Buradasınız
Kendine ve Mücadelesine Güvenmeyen İşçi Çaresizdir!
Ankara’dan bir işçi
Sincan’da bülten dağıtırken tanıştığımız bir arkadaşın işyerinde, sabaha kadar fazla mesaiye bırakılan ve sabaha karşı kâğıt oynamaya başlayan dört işçiyi müdür yakalıyor ve ertesi gün de çıkışlarını vermek üzere yanına çağırıyor. İşçilerden üçü müdürün dediklerine inanıp hiçbir itirazda bulunmazken, bizim bülten aracılığıyla tanıştığımız arkadaşın arkadaşı müdüre “ben bir avukatla görüşüp öyle değerlendireceğim dediklerinizi” diyor. Hemen bizim arkadaşı arayıp senin tanıdıkların vardı, ben onlarla görüşmek istiyorum diyor. Arkadaşla görüştük. Telaşlı şekilde telefonda anlatmaya çalıştı derdini.
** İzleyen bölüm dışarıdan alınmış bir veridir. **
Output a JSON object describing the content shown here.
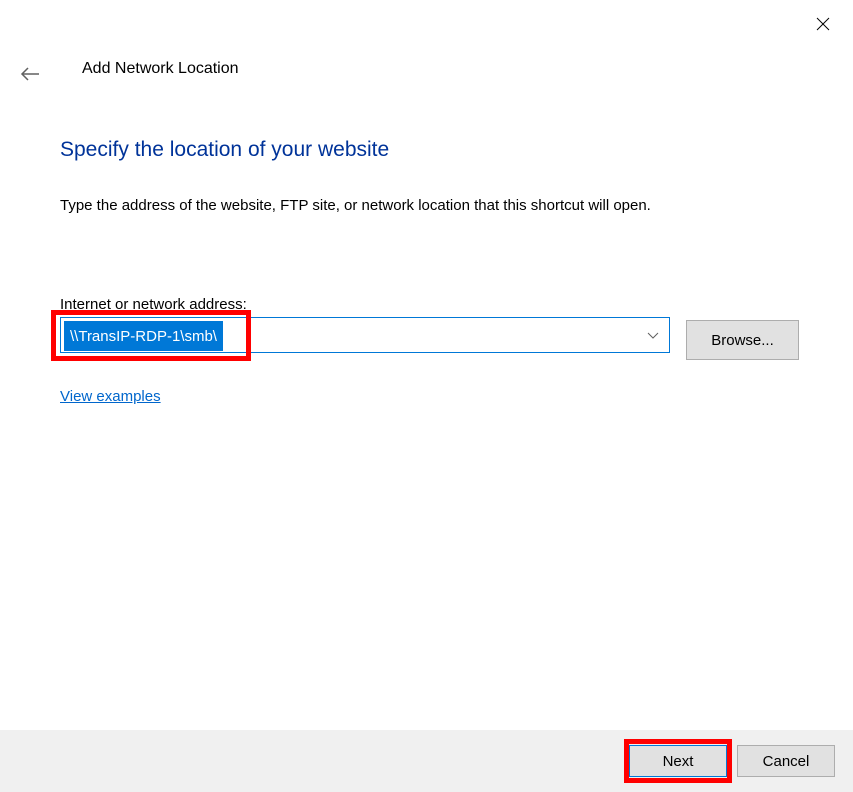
{
  "header": {
    "wizard_title": "Add Network Location"
  },
  "main": {
    "heading": "Specify the location of your website",
    "description": "Type the address of the website, FTP site, or network location that this shortcut will open.",
    "input_label": "Internet or network address:",
    "input_value": "\\\\TransIP-RDP-1\\smb\\",
    "browse_label": "Browse...",
    "examples_link": "View examples"
  },
  "footer": {
    "next_label": "Next",
    "cancel_label": "Cancel"
  }
}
Bu işler telefonda olmaz, yüzyüze görüşelim dedik ve randevulaştık.
Oturup konuşmaya başladık. Fabrikalarında, pek çok yerde olduğu gibi, kuralsızca ölesiye çalıştırılıyorlardı. Çoğu zaman karşılığı bile ödenmeyen fazla mesailerin haddi hesabı yoktu. Patron hiçbir şeyin hesabını vermiyordu ama yine kuralsızca çalıştırıldıkları bir fazla mesai sırasında gerçekleşen olay yüzünden işçilerin çıkışını veriyordu. Arkadaş çok korkmuş, beti benzi atmıştı. Aklına bir ay sonra doğacak çocuğu ve düşeceği haller geliyordu.
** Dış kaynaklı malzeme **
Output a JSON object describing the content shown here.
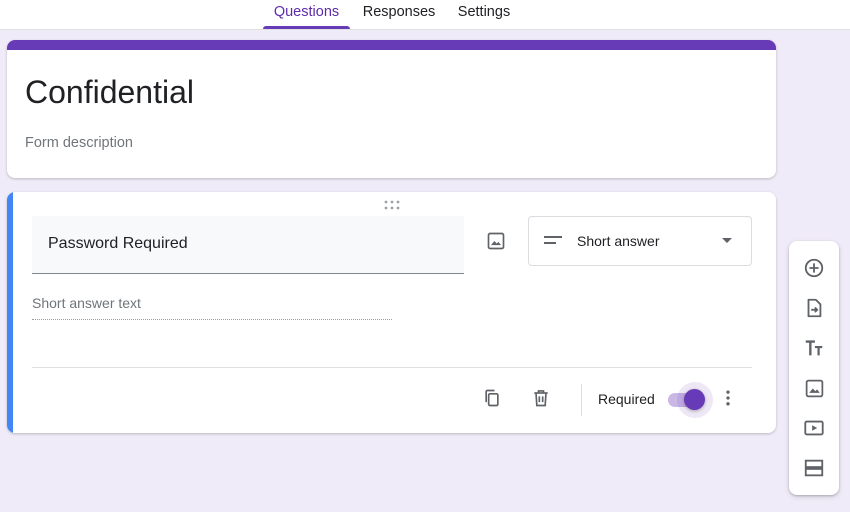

Yıllardır süklüm püklüm ve sessiz kaldığı patronuna karşı bir şeyler yapmak istiyordu. Ama ne yapabileceğini bilmiyor, kendine güvenmiyordu. Patronunun yasadışı işlerine, kuralsız çalıştırmalarına karşı yıllardır kendisi ve arkadaşlarının hiçbir sesi çıkmamıştı. Bütün bu olanların yasadışı olduğunu kendisi gibi diğer işçilerin de bildiğini söyledi; ama herkesin bu kriz koşullarında işten atılmamak için sessiz kaldığını söyledi. Kendisi de çok değil üç gün öncesine kadar onlardan farklı düşünmüyordu.
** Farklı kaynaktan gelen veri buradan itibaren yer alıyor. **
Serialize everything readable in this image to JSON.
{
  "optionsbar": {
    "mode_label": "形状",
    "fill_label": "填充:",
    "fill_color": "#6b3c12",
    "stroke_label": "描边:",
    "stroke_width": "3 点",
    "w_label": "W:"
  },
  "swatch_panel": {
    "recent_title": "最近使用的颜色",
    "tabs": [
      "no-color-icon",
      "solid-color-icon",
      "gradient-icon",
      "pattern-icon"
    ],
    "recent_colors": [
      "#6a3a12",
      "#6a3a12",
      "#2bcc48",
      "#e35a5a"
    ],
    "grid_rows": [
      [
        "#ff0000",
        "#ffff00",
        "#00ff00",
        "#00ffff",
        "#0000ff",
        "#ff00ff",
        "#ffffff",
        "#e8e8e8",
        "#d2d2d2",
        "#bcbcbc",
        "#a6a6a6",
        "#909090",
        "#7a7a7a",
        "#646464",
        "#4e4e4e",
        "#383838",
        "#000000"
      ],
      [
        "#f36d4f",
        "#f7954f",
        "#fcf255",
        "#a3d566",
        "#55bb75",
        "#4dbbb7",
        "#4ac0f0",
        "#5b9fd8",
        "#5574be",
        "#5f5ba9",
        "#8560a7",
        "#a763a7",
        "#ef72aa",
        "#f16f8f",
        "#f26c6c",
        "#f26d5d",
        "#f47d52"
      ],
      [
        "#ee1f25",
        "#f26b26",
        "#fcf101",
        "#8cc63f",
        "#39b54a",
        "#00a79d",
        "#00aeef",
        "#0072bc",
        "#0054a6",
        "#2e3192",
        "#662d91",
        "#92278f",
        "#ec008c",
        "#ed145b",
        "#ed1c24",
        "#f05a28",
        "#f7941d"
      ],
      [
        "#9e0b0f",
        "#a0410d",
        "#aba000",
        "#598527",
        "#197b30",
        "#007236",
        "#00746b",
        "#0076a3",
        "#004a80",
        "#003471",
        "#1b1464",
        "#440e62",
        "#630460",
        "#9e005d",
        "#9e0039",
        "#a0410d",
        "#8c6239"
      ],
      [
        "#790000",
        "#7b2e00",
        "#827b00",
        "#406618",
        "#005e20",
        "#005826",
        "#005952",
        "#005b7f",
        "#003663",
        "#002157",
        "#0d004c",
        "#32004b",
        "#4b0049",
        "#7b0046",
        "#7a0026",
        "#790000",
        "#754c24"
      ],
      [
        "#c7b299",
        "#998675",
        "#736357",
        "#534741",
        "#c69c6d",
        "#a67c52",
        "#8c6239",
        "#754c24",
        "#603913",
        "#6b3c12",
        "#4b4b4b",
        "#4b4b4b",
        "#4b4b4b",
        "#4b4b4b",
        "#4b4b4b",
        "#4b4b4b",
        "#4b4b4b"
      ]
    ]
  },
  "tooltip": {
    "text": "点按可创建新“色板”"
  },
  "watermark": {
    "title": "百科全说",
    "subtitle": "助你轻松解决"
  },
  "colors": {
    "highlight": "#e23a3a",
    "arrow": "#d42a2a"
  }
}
Konuşmaya başladığımızda bayağı tedirgindi, ama konuşma ilerledikçe haklarının hiç de patronun müdürlerinin dedikleri gibi olmadığını anlayınca biraz rahatladı. Patron zaten onları keyfi biçimde, kuralsızca mesailere bırakıyor, bu mesailerin çoğunun parasını bile ödemiyordu. Yani parası ödenmeyen mesaide kâğıt oynarken yakalanan işçiden önce patronun korkması gereken şeyler vardı. Başka sıkıntı sardı bu sefer arkadaşı. Bana dedi ki, “bu konuştukların çok güzel ama ben bunları patronun karşısında söyleyemem, gelip siz söyleseniz bu dediklerinizi bizim patrona!”.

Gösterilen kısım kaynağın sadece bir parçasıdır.